The OSGi framework covers the following points:
- Applications can share one individual virtual machine
- Class loader problems
- The isolation and security of individual applications and services
- Controlled communication and collaboration between applications
- The use of shared resources (such as libraries)
- Life cycle management of applications and services (for example, versioning applications and services)
- Policies are offered by bundles
The most important layers of the OSGi architecture are the execution environment, modules, life cycle management, and service registry, as shown in the following diagram:
Let's have a look at these layers one by one:
- Execution environment: A Java environment, such as J2SE.
- Modules: All the classes and resources grouped together as bundles.

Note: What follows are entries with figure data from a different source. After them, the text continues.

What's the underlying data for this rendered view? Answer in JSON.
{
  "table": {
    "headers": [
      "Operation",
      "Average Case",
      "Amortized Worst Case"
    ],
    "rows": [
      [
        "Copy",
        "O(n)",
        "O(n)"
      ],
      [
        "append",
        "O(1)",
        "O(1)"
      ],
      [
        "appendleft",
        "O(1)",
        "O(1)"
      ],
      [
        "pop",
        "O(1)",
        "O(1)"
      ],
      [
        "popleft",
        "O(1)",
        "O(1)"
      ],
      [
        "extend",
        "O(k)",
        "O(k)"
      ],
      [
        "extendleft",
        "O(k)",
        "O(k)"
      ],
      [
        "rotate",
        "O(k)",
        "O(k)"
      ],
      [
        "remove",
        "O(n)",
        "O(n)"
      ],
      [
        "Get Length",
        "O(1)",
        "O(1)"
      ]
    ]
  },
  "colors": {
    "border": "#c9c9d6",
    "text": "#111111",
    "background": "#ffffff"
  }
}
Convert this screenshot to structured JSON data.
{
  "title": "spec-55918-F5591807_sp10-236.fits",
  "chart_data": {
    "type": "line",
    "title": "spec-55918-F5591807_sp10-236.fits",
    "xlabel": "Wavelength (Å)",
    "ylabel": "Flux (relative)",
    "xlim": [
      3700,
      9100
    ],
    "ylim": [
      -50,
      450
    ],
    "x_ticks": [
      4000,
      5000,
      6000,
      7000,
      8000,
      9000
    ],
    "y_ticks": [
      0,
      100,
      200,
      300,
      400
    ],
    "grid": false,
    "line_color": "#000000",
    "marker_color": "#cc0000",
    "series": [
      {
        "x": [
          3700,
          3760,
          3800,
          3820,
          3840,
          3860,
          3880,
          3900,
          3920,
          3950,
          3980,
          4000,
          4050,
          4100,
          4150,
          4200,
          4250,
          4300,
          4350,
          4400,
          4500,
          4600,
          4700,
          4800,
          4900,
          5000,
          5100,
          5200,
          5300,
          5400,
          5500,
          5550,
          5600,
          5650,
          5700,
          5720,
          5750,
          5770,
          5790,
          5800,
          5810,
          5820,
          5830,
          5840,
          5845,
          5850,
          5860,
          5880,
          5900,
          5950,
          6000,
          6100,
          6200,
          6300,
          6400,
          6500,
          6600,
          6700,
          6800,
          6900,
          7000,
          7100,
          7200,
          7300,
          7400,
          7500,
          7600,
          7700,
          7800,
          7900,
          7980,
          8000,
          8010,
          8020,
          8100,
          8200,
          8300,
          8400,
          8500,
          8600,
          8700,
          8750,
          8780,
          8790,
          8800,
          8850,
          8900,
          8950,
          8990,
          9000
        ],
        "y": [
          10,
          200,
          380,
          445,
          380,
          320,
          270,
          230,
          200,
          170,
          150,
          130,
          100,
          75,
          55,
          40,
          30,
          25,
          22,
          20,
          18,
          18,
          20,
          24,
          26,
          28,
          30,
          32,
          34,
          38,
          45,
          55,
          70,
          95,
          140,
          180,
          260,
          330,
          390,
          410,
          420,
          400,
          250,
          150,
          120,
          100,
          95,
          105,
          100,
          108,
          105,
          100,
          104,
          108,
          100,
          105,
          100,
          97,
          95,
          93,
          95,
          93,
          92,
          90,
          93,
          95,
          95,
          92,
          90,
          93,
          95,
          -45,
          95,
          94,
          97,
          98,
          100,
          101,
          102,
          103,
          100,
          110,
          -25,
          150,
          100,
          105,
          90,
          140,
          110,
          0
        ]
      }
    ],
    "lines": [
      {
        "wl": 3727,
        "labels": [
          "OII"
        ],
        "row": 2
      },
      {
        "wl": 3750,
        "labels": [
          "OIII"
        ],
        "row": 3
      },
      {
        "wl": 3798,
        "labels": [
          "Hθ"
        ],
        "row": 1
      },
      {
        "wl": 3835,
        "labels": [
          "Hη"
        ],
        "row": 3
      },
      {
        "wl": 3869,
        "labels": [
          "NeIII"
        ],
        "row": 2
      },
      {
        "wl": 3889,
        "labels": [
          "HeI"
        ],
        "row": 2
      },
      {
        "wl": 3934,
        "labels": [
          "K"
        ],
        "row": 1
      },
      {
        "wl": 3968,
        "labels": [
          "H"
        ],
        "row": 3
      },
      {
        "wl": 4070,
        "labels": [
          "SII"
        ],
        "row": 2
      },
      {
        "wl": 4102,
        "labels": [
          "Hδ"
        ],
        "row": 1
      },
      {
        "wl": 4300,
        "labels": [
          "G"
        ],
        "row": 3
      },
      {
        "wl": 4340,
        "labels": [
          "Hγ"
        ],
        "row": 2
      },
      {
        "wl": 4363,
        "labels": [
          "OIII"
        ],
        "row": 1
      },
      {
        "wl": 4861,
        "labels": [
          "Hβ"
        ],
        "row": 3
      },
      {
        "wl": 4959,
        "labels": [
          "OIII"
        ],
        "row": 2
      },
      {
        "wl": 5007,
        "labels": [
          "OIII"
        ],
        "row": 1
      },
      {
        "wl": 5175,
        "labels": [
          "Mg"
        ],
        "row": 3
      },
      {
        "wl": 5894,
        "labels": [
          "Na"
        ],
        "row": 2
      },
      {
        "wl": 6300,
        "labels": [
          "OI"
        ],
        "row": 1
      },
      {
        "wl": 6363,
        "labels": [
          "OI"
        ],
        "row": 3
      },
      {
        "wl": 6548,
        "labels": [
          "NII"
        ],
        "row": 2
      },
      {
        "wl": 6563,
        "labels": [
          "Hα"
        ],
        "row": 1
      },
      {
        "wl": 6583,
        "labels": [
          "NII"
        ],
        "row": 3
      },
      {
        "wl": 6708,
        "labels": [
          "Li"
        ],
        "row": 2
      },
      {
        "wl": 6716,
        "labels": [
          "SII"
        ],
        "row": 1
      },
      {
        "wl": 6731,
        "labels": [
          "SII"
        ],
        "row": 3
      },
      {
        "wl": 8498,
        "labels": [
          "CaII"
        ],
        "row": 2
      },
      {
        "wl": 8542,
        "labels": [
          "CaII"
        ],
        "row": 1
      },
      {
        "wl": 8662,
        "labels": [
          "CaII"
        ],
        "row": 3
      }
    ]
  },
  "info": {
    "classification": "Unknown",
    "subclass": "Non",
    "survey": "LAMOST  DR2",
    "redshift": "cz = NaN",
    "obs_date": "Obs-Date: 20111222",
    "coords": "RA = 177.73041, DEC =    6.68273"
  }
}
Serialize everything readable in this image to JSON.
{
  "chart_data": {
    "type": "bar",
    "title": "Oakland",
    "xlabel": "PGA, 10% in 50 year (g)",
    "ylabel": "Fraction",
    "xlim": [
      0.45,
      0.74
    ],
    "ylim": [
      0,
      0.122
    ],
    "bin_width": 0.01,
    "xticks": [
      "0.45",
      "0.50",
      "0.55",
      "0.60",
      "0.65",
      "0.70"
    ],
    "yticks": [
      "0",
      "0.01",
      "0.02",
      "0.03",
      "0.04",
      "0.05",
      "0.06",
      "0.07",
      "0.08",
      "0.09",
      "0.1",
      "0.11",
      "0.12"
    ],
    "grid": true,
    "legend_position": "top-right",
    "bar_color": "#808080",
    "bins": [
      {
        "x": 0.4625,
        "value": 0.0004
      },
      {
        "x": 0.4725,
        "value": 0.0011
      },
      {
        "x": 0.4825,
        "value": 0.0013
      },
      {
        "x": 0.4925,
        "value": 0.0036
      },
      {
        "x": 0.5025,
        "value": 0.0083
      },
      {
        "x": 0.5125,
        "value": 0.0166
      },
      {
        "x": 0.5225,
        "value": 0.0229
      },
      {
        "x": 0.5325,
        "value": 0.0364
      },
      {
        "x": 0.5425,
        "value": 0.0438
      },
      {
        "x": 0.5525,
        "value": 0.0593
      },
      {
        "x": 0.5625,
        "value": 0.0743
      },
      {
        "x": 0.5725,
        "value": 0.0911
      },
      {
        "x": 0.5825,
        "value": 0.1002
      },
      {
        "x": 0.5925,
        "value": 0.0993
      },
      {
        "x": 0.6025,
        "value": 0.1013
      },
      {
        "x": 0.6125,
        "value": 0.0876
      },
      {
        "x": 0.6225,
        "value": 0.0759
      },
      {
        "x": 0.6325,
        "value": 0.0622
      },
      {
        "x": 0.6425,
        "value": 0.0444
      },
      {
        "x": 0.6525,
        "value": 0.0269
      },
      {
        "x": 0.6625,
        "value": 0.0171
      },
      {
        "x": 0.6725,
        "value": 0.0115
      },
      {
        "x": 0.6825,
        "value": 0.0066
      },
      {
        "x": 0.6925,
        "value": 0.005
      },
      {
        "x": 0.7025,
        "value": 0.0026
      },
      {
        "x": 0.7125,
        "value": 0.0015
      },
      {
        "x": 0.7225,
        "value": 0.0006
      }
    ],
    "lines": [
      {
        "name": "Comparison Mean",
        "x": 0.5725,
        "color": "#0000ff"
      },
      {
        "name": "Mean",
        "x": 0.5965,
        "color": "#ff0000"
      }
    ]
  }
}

A bundle can include entire applications, parts of applications, individual service components, and entire libraries. The starting point at runtime is the OSGi system bundle, which makes the OSGi software infrastructure available.
- Life cycle management: A defined life cycle for each bundle in the form of an API. This API has the following life cycle statuses, as shown in the following diagram:
- install
- resolve
- start
- stop
- refresh
- update
- uninstall
- Service registry: The management of all services. This includes identifying services on the basis of their interface definition or properties, and sending notifications between services. It also involves binding to one or more services using program controls, pre-defined standard behavior rules, and distribution configurations.
The OSGi component model consists of bundles. These are services, which are managed in a service registry. However, the OSGi service is nothing more than the general interface concept of a software component. It defines a decoupled component model that supports the reusability and the use of small components.
A bundle represents an application deliverable, which is similar to an application executable, in the form of a JAR file. A bundle registers one or more services. A service is specified in a Java interface and can be implemented by several bundles. Services are bound to the bundle life cycle. A query language can be used to search for services registered by other bundles.
A bundle contains program code, additional resources (optional), and a manifest file that defines the bundle context. The OSGi framework reads the manifest and installs the code and resources in the OSGi runtime environment on this basis. Dependencies with other bundles and services are also resolved using the information in the manifest. At runtime, the framework starts the bundle via the bundle activator and manages the class path and the dependencies (references to other bundles and services). The framework can also stop a bundle by means of the bundle activator.